Neben dem neuen Milliarden-Programm sieht der Rettungsplan also einen Verzicht der Privatgläubiger des Landes in Höhe von 53,5 Prozent ihrer Forderungen vor. Den ursprünglichen Plänen zufolge sollten die privaten Gläubiger des Landes auf die Hälfte ihrer Forderungen und somit 100 Milliarden Euro verzichten. Der neu ausgehandelte Schuldenschnitt soll demnach eine Erleichterung in Höhe von 107 Milliarden Euro bringen. Eurogruppen-Chef Jean-Claude Juncker bezeichnete das zweite Rettungspaket als beispiellos. Damit könne Griechenland auf einen glaubwürdigen Weg zurück zur Nachhaltigkeit kommen und Wachstum und Beschäftigung sichern.
Der griechische Ministerpräsident Lucas Papademos hat sich «sehr glücklich» über das vereinbarte zweite Hilfspaket für sein Land gezeigt. Athen werde alle dafür nötigen Bedingungen rechtzeitig erfüllen, versicherte Papademos vor Journalisten in Brüssel. Auch nach den Wahlen im April werde das Programm wie vereinbart umgesetzt.
Treffen mit den Privatgläubigern
Eine Analyse der Experten von EU-Kommission, Europäischer Zentralbank (EZB) und Internationalem Währungsfonds (IWF) ergab jedoch, dass mit einem Schuldenschnitt in dieser Höhe und dem zweiten Hilfspaket nicht das Ziel erreicht wird, den Schuldenstand bis zum Jahr 2020 auf 120 Prozent der Wirtschaftsleistung zu drücken, sondern nur auf 129 Prozent.
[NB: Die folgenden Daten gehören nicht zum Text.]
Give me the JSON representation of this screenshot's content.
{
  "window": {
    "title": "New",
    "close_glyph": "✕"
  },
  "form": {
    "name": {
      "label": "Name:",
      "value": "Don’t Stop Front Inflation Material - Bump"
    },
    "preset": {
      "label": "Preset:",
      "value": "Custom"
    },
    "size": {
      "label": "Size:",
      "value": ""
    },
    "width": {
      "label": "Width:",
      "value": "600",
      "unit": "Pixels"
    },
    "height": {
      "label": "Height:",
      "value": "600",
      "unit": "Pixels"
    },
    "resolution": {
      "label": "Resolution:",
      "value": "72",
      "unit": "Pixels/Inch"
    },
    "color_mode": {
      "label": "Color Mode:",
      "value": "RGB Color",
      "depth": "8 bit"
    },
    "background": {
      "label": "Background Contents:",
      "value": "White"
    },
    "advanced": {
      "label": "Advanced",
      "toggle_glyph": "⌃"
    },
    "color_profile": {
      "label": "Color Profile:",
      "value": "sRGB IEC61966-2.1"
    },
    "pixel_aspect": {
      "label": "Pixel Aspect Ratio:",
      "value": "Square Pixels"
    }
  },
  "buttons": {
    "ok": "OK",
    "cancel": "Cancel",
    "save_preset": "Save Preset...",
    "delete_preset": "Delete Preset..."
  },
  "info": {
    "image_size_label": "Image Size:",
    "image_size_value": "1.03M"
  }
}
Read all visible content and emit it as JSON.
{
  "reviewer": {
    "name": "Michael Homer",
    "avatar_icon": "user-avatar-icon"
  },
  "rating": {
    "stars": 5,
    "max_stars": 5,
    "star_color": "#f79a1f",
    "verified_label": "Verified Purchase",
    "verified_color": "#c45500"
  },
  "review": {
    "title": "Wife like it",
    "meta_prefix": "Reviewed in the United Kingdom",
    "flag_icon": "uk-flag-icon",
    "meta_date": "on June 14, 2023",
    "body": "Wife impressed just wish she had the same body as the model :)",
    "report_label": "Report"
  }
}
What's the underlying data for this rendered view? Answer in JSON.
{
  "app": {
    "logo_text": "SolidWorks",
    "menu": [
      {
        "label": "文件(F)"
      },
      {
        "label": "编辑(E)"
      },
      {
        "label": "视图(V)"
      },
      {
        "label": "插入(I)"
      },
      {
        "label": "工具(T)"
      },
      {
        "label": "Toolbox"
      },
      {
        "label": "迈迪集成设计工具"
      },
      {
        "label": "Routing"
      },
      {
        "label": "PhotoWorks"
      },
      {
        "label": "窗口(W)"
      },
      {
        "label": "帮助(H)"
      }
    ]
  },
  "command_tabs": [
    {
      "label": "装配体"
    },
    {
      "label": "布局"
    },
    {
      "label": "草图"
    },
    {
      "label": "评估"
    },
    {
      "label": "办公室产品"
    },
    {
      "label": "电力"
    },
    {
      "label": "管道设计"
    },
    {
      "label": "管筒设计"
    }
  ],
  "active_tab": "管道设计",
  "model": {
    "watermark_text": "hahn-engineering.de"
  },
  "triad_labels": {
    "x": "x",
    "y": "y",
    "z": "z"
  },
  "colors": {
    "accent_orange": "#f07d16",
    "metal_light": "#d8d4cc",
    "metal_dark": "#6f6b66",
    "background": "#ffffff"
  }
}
Deswegen verhandelten die Eurofinanzminister über einen grösseren Beitrag der privaten Gläubiger. Griechenlands Regierungschef Lucas Papademos sowie Finanzminister Evangelos Venizelos trafen sich dafür parallel zum Treffen der Finanzminister mit internationalen Bankenvertretern, darunter auch Deutsche-Bank- Chef Josef Ackermann.
Auch öffentliche Gläubiger kriegen weniger
Auch eine zunächst geringere Verzinsung der neuen Staatspapiere wurde ausgehandelt. Bis 2020 werde eine Verzinsung von zwei und drei Prozent geboten, ab 2020 ein Coupon von 4,3 Prozent. Bisher war von 2012 bis 2020 ein Coupon von 3,0 und ab 2021 von 3,75 Prozent vorgesehen.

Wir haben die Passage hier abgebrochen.